Manuel Massú lo deja claro. Para el representante y padre de Nicolás, tanto su hijo como el
entrenador Horacio de la Peña "se necesitan".
Detalles salvables separan el inédito acercamiento contractual entre ambos. Las rencillas de antaño, aclaran las partes, ya están en el olvido.
Ahora, ¿por qué se necesitan? La unión de ambos, apuntan, sería una apuesta y, a la vez, un desafío, donde el "Vampiro" tiene más que ganar, a las puertas de
cumplir los 30 años y con un rendimiento que lo está llevando nuevamente a disputar challengers y a estar fuera de los grandes torneos.
El viñamarino, consciente de que tiene que hacer un cambio urgente si es que desea salir del pozo en el que se encuentra (marcha 104º en el ranking), optó por
invertir en un técnico de mayor currículo, y el nombre del bonaerense es, hasta ahora, la primera opción.
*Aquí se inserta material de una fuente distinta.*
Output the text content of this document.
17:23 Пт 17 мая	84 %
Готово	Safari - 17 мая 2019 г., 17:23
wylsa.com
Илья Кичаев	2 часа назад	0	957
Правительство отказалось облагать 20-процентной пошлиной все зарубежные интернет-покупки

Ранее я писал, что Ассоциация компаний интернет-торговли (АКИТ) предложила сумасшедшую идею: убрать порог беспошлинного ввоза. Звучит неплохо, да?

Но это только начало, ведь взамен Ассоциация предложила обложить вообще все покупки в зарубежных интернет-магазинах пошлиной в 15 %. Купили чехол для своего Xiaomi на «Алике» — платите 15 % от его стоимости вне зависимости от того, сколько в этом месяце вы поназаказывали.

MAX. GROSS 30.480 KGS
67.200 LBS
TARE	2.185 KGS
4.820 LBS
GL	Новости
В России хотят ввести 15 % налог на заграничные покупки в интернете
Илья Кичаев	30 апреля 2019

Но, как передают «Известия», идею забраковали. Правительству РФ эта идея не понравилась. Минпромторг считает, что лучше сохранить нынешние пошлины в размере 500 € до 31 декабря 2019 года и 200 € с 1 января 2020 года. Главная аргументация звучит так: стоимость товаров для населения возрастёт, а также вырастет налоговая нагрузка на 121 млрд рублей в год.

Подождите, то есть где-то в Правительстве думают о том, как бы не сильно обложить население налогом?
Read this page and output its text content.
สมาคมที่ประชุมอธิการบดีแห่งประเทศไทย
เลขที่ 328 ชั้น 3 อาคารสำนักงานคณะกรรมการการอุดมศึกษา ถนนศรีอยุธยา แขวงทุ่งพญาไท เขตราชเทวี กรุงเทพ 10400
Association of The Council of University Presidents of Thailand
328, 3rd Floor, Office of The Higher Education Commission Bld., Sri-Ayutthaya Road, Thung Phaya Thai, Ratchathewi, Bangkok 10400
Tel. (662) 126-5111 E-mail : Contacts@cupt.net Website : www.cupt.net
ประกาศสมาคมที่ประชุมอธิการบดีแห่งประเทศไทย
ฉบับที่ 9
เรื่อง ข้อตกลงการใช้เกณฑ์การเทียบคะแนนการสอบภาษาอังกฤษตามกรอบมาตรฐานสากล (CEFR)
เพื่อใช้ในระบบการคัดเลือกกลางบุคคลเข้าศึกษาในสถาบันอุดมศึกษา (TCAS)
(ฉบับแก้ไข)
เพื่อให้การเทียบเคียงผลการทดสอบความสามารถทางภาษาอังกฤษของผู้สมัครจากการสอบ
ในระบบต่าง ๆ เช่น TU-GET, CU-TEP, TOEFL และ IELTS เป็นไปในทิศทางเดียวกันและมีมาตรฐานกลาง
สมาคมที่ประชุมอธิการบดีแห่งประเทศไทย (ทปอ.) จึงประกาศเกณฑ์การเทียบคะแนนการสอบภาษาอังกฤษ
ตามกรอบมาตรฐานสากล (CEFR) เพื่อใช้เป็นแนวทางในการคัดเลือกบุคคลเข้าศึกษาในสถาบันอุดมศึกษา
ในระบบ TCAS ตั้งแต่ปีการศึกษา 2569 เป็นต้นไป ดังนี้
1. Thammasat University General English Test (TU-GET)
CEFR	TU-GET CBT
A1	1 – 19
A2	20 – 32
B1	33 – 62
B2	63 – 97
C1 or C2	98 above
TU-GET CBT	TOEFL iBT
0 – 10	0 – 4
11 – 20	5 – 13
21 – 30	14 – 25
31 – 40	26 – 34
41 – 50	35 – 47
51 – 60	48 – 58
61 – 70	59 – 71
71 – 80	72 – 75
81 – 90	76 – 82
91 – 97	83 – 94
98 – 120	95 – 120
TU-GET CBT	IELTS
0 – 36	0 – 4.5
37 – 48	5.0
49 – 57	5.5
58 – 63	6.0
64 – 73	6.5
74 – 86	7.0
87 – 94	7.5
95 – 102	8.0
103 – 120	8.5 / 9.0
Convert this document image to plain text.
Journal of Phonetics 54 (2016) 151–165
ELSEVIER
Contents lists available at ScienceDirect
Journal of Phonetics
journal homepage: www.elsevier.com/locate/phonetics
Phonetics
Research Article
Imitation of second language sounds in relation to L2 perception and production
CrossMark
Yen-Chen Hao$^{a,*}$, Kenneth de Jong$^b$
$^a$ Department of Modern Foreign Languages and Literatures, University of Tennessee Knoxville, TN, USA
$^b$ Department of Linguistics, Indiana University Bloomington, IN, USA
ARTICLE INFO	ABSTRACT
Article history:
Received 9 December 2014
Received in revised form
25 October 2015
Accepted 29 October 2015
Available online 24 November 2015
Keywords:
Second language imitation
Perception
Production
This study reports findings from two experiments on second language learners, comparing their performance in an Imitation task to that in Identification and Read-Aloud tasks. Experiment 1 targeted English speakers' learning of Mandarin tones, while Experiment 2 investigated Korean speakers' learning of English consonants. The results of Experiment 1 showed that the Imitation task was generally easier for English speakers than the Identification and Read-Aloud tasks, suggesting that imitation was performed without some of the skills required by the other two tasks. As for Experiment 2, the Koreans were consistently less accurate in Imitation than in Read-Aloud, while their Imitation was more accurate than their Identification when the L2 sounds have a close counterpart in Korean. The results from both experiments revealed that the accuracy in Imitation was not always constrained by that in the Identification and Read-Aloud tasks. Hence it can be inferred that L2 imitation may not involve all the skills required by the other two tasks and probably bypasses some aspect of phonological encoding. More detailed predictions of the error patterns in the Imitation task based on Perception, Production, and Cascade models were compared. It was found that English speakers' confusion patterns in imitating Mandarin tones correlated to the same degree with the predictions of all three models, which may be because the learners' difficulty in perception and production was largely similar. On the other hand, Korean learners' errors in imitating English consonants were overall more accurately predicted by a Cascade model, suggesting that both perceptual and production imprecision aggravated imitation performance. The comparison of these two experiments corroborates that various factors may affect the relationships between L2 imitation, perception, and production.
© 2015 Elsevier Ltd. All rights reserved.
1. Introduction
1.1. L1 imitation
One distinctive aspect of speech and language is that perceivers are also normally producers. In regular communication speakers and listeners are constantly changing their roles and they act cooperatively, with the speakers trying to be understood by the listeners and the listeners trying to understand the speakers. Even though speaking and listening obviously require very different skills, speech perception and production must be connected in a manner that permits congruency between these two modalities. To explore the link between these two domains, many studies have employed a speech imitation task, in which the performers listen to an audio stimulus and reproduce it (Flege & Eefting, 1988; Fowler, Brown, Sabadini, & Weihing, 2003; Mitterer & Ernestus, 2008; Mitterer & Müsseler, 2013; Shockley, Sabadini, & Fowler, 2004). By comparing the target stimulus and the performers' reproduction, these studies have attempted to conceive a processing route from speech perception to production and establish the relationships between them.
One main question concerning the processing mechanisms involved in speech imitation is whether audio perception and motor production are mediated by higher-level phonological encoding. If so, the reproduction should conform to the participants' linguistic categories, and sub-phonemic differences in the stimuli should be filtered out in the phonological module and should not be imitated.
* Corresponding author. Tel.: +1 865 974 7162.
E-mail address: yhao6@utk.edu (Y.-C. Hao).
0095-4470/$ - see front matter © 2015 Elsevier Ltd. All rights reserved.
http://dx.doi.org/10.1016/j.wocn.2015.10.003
El "Pulga", en tanto, se confiesa un hombre de metas altas. Sus ganas por volver a la primera línea del circuito alimenta esta opción, luego de una mala
experiencia en 2007 con el aproblemado Guillermo Coria, quien finalmente se retiró este año, aquejado por sus "fantasmas" internos.
Más allá del dinero
Si bien De la Peña acusa motivos personales para eludir la opción de viajar todo el año de gira con el número tres del país (será padre por quinta vez y tiene una academia), los Massú lo
seducen con un contrato más flexible, que sólo le implicaría estar unas 15 semanas de la temporada en viajes permanentes.
Los cercanos a De la Peña apuntan a otro dato: el técnico no se mueve del país por menos de 15 mil dólares al mes, dineros que en ningún caso estaría dispuesto a pagar Massú, por más que sus
otros dos candidatos cobren US$ 5 mil más por los 30 días.
El nexo, sin embargo, va más allá del dinero y apunta a la conveniencia de dar nuevos aires a sus carreras y, de paso, potenciarlas.
De la Peña no oculta su satisfacción de haber sido contactado personalmente por Massú. Y ya piensa, medio en broma medio en serio, trabajar el criticado revés del
jugador.
"Nicolás necesita en este momento a alguien que se la juegue completamente por él", comenta el ex capitán de Copa Davis de Chile y ex técnico de Fernando González,
a quien ayudó a alcanzar el 12º lugar del ATP.
Radicado en un departamento que arrendó en Milán, el viñamarino ya dio un paso al contratar al preparador físico argentino Bernardo Calderón, quien ha visto de
cerca el trabajo con Juan Martín del Potro, hoy cinco del mundo.